The trick here is that the middlewares all conform to the same interface; meaning that the pipeline be composed in many different ways - we may omit middleware 3, insert a 4th between 1 and 2 or swap 2 and 3.

Put Cross Cutting Concerns In Middleware

When we look at the handling of an HTTP request as a pipeline there are some things that we can immediately see that we could stick into that pipeline and thereby have applied to all requests. The obvious examples are request and response logging, perfomance logging and authentication. Indeed these are things that there are OSS OWIN middleware implementations for.
Slightly less obvious maybe are the more application specific things like request throttling, caching, redirects of obsoleted URLs, or even things like integration to a payment gateway.
The common theme of these candidates for middleware is they are moving concerns that should otheriwse have been handled by the application code out into the pipeline. This not only cleans up application code but also lends you the flexibility of the pipeline to re-configure the cross cutting stuff in one pipeline across all end points.

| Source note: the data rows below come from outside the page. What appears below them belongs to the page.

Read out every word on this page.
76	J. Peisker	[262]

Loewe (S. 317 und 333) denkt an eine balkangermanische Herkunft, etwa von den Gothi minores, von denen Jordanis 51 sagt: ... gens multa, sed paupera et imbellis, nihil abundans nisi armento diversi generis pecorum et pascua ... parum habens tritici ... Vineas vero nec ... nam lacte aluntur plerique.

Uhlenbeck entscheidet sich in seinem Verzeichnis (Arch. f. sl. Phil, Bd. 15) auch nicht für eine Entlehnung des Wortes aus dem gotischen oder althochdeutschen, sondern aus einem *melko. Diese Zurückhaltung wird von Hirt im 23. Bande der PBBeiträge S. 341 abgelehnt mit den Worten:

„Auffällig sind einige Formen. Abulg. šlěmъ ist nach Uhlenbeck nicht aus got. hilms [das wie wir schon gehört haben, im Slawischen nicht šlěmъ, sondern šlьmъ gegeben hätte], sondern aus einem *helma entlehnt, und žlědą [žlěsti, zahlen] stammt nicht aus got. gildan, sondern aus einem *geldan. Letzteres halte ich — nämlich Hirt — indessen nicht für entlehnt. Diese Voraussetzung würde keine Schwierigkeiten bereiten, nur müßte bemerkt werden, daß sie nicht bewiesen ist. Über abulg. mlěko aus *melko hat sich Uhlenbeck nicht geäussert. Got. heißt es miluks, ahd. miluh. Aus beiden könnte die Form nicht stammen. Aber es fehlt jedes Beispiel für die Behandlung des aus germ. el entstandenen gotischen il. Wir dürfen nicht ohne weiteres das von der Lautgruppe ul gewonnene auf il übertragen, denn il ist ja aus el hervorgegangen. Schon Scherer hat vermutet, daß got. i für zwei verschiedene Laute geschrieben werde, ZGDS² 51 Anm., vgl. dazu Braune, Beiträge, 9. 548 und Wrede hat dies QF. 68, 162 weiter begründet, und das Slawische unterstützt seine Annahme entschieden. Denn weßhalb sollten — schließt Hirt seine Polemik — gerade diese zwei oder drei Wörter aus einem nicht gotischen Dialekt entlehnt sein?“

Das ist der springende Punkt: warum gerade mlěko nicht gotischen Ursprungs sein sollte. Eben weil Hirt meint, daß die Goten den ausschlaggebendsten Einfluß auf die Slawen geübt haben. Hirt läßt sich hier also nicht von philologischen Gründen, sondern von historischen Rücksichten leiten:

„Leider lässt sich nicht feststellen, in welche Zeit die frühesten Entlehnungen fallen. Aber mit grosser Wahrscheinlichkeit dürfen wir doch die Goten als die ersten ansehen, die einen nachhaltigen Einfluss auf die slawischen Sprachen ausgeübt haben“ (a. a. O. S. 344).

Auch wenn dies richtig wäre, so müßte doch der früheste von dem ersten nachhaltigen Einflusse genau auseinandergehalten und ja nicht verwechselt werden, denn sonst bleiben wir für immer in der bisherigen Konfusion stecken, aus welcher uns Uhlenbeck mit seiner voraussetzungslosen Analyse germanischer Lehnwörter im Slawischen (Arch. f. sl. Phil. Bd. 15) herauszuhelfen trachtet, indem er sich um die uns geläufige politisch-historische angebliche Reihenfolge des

Middleware in a Service Oriented Architecture

I'm usually wary of the promise of reuse, but it does depend on where the reuse happens. There is usually not a whole lot of reuse of business logic between applications. But the frameworks they are built on are hugely reused. Middleware sits (well) in the middle.
In the case of service oriented architecture (where HTTP is use for inter-service communication) serving one or more applications there is a potential for reuse across services of the types of plumbing that are specific to this particular architecture but not to each individual service. Things like

  • adding monitoring endpoints to each service (middleware can short circuit the pipeline such that requests never reach the application)
  • collecting usage data
  • opening and closing database sessions
  • keeping track of correlation tokens
  • caching rules
  • ...

These are all examples of things that you don't want to write for every single service, but that you might want every service to have. The more services there are and the smaller each one is the more important the reuse of plumbing becomes. Wrapping each of these cross cutting pieces of functionality into middleware which plugs right into the pipeline makes them readily reusable across services.


Both OWIN and ASP.NET 5 supports the idea of middleware. In OWIN it's one the central features. In ASP.NET 5 the same feature is available 1) because ASP.NET 5 supports OWIN and 2) because it also brings it's own notion of middleware to the table.

In future post I'll dig more into both OWIN middleware and the 'proprietary' ASP.NET 5 middleware.